Call for Nominations from all UA Colleges
We are seeking enthusiastic UA graduate and professional students to support data science literacy at the University of Arizona. Selected applicants will assist researchers, including students and faculty, through consults, training, and referrals to address their data science needs within their respective colleges.
The Data Science Ambassadors (DSA) program capitalizes on domain knowledge and data science expertise in the UA graduate/professional student population. DSAs serve as a resource within their college to help researchers and educators with (1) data science related questions through consults, training, and/or referrals to the right resource and experts on-campus or online and (2) developing training or other data literacy programs that are specific to needs to you and your discipline/college. In short, DSAs are champions for data science literacy in their college!
Each ambassador will develop a program of support and engagement that reflects and advances the data science needs of their college. All ambassadors will receive training and support in order to foster data science literacy in their respective college and compensation of a $1000 stipend for an academic year commitment.
Priority will be given to UArizona graduate and professional students who have:
Completed at least one year of their program
Demonstrated an interest in data science literacy
Support from the nominating college
Each college will coordinate nominations and submit a single PDF containing the three items listed below to email@example.com. Nominations are due May 1, 2022. The Data Science Institute will provide one half of the $1000 stipend, while the second half ($500) is expected from the nominating college. There is no limit to the number of students a college can nominate.

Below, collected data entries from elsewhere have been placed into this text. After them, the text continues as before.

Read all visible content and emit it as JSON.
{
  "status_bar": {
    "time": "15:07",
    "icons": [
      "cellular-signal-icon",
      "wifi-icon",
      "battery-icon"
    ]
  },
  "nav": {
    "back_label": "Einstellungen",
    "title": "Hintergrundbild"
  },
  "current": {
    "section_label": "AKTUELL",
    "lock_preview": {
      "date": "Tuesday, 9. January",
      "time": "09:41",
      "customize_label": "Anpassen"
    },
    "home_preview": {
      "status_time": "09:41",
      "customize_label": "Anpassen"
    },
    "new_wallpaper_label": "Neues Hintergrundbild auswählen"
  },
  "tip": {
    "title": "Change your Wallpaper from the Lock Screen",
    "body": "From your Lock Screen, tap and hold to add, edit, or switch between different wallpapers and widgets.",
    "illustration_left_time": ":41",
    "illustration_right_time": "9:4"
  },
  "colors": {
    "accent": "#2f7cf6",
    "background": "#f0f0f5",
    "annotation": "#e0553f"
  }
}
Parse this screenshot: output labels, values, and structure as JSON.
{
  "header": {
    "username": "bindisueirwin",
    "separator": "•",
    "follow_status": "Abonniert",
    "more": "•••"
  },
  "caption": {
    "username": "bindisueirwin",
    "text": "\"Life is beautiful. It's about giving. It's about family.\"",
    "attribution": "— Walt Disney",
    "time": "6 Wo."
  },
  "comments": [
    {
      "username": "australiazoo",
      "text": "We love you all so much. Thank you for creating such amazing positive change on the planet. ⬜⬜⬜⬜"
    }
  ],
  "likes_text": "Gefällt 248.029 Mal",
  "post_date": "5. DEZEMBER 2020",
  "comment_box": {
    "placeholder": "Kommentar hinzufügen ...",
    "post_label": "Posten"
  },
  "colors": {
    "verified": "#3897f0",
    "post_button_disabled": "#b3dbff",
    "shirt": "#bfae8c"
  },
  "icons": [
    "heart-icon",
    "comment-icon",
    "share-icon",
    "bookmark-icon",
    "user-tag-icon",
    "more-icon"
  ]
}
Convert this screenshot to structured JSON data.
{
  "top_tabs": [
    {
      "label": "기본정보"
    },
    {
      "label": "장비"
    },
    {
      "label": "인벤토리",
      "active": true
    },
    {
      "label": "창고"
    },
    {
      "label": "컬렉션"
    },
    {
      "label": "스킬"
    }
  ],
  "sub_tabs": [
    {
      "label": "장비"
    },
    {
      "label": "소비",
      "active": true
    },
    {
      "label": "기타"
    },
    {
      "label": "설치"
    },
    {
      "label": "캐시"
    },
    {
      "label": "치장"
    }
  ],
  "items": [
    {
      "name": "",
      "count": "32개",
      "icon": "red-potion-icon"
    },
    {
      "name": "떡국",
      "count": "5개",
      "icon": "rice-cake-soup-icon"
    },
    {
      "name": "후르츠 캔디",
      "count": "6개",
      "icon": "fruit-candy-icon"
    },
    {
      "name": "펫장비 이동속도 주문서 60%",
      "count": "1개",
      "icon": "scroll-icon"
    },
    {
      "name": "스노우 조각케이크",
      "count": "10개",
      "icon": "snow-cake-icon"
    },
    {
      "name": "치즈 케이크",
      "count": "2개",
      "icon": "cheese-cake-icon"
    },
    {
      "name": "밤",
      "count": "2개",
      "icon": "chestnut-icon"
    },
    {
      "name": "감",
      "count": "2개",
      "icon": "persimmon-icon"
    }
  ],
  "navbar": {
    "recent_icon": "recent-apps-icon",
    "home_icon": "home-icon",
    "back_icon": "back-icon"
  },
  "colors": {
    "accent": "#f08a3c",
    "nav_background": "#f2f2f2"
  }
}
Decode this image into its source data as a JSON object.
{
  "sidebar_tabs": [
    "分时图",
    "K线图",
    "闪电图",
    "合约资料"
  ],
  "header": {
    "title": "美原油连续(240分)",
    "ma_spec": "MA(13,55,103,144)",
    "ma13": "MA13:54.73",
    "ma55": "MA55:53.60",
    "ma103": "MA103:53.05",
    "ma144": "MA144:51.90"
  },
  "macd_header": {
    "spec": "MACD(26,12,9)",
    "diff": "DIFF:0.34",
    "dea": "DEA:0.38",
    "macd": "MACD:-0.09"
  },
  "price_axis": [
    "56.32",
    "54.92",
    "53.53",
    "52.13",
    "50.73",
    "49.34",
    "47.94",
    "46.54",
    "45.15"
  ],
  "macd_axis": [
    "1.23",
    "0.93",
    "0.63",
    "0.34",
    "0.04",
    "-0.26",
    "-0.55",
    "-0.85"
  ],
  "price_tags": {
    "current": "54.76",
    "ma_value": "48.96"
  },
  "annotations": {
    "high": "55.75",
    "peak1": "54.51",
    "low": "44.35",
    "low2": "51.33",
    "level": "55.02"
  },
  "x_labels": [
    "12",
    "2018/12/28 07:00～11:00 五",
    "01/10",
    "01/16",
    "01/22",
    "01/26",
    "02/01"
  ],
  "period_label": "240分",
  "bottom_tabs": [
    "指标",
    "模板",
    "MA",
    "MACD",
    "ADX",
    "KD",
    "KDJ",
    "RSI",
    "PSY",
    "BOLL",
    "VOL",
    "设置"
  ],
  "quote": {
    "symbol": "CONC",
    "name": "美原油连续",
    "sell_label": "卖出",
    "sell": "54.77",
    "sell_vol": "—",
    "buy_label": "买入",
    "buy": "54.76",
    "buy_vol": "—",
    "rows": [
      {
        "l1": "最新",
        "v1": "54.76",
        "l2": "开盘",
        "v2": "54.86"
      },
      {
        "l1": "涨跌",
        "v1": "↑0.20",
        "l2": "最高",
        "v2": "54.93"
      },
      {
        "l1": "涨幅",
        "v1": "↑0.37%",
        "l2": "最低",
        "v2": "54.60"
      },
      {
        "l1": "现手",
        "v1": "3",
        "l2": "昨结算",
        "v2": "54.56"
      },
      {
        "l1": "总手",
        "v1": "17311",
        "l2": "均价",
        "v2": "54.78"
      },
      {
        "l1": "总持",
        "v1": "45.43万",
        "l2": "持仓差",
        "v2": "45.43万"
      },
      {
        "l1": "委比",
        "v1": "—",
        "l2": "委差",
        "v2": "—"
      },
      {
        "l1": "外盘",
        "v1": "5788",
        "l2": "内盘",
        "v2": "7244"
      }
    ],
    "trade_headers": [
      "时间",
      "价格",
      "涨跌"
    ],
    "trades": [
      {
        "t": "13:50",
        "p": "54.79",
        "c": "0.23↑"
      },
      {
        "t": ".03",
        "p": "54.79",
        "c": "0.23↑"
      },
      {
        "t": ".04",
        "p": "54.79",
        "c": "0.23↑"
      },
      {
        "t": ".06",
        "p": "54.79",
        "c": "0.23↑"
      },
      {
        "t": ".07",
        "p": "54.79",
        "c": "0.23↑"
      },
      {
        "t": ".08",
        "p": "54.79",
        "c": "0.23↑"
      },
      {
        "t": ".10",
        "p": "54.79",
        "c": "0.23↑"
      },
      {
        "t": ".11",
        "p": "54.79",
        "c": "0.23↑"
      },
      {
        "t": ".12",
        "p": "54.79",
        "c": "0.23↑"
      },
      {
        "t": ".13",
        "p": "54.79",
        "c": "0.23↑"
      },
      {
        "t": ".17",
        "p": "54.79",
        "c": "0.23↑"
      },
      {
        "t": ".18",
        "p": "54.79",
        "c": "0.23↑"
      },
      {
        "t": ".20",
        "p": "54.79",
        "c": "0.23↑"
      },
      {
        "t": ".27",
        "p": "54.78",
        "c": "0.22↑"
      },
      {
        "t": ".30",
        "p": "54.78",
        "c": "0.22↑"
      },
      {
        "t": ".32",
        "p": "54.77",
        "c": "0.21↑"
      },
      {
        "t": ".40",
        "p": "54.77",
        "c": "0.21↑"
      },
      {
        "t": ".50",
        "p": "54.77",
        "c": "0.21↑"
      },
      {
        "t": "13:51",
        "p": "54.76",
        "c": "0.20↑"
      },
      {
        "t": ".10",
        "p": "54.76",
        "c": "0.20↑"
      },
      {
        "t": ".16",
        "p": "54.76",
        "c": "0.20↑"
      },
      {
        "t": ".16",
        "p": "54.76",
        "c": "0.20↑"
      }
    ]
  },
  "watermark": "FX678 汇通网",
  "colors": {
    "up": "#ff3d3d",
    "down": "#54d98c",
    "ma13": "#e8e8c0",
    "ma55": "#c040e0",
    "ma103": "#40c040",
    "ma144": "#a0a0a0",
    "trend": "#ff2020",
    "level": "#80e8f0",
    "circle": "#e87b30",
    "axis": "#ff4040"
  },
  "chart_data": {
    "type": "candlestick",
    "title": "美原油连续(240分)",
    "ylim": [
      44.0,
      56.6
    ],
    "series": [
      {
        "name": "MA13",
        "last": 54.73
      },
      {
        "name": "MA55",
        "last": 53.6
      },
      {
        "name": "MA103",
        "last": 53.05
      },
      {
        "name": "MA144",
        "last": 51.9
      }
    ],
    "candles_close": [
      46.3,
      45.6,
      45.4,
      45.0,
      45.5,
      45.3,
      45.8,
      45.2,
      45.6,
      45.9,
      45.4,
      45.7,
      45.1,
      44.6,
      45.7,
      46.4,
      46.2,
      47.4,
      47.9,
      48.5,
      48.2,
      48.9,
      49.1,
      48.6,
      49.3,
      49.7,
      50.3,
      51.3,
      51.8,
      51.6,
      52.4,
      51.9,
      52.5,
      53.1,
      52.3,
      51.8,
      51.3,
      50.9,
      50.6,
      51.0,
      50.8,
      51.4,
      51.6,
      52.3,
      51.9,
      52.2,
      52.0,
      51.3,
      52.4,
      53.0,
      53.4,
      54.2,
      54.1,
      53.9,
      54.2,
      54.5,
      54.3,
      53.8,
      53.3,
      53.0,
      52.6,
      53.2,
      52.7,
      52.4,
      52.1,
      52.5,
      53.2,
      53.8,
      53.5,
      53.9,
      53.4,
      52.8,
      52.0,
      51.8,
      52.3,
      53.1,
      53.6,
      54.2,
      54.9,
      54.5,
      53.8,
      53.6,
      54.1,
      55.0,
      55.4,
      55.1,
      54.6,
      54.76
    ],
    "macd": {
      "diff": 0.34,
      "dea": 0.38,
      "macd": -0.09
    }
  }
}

A letter of endorsement from the nominating unit stating college-level support for the ambassador(s), a list of nominees (their full name, e-mail address, major and department, year in the program), and contact information of a point person who can provide an account number for supporting funds. See FAQ section for more information.
Current resume or CV of each nominee (3 page limit)
A statement from each nominee (1 page limit) describing (a) their motivation behind and interest in data science and the data science ambassadorship (b) their background and prior relevant experiences such as applications of data science and activities promoting data science literacy, and (c) preliminary ideas on how they would like to engage with and/or serve their college or UArizona in the context of data science training and literacy.
Frequently Asked Questions (FAQs)
Each college at the University of Arizona is eligible to nominate ambassadors. This would mean that colleges should coordinate nominations with their constituent departments or divisions.
If a department or division is housed within a college, we request that they work with their college administration to coordinate nominations. Graduate Interdisciplinary Programs (GIDPs) are the academic unit for the Graduate College and have a nomination process between the GIDP units. In cases where there is no support from the college, but a department or division would still like to nominate candidates, they are welcome to do so. Programs that are not housed within colleges are eligible to nominate ambassadors for their program. In general, the nominating unit will have undergraduate and/or graduate academic program(s) that they administer. Units that do not administer an academic program (e.g., centers or institutes) are not eligible to apply. We encourage such units to work with a college or program with which they are associated.
Each college or program can nominate any number of qualified candidates. Priority will be given to UA graduate/professional students who have (a) completed at least one year of their program, (b) demonstrated an interest in data science literacy, (c) support from the nominating unit.
No, only the college or program that graduate students are part of can nominate. Interested students should talk to their department head or dean or program chair and express their interest in being an ambassador for the college or program.
A minimum of 10 data science ambassadors will be selected. Additional slots may be added based on funding availability.
We would like to have at least one ambassador in every college. While we are able to support up to 10 ambassadors across various colleges, the nominating college may choose to contribute additional funds (e.g., a total of $1000 per ambassador) to ensure that at least one ambassador selected from the college. We will provide complete programmatic support for all selected ambassadors.
Selected candidates will be expected to support data science literacy efforts in their respective colleges. In addition to a two-day training curriculum and meeting with program co-directors once a semester, ambassadors will be expected to support researchers in navigating campus resources and develop an engagement plan for the fall and spring semesters. An ambassador’s plan for supporting data science literacy could include:
Identifying data science needs within their college
Leading data science workshops or training sessions; either as stand-alone events or within current programs such as the UA Library R workshops or Tucson Python Meetups
Holding regular drop-in sessions (office hours) for support in data management and broadly applicable data science tools such as Python and R.
Providing individual data science consults and guidance to researchers
Developing learning resources such as video tutorials or Carpentries-style lessons
Developing and engaging in research studies related to sociocultural and organizational processes around the practice of data science
The program is designed such that ambassadors have the flexibility to align their engagement plans to activities that closely align with what they are already doing or would like pursue within their college/program. For example, in the past, ambassadors have developed for-credit data science related courses for their department; they have developed a workshop or process to help researchers/students develop skills in a discipline-specific technique (e.g., agent-based modeling) or technology (e.g., geospatial analysis in R) because it aligns with their expertise/interests. In terms of funding, the ambassadorship stipend is meant to supplement any full-time funding that students may already have.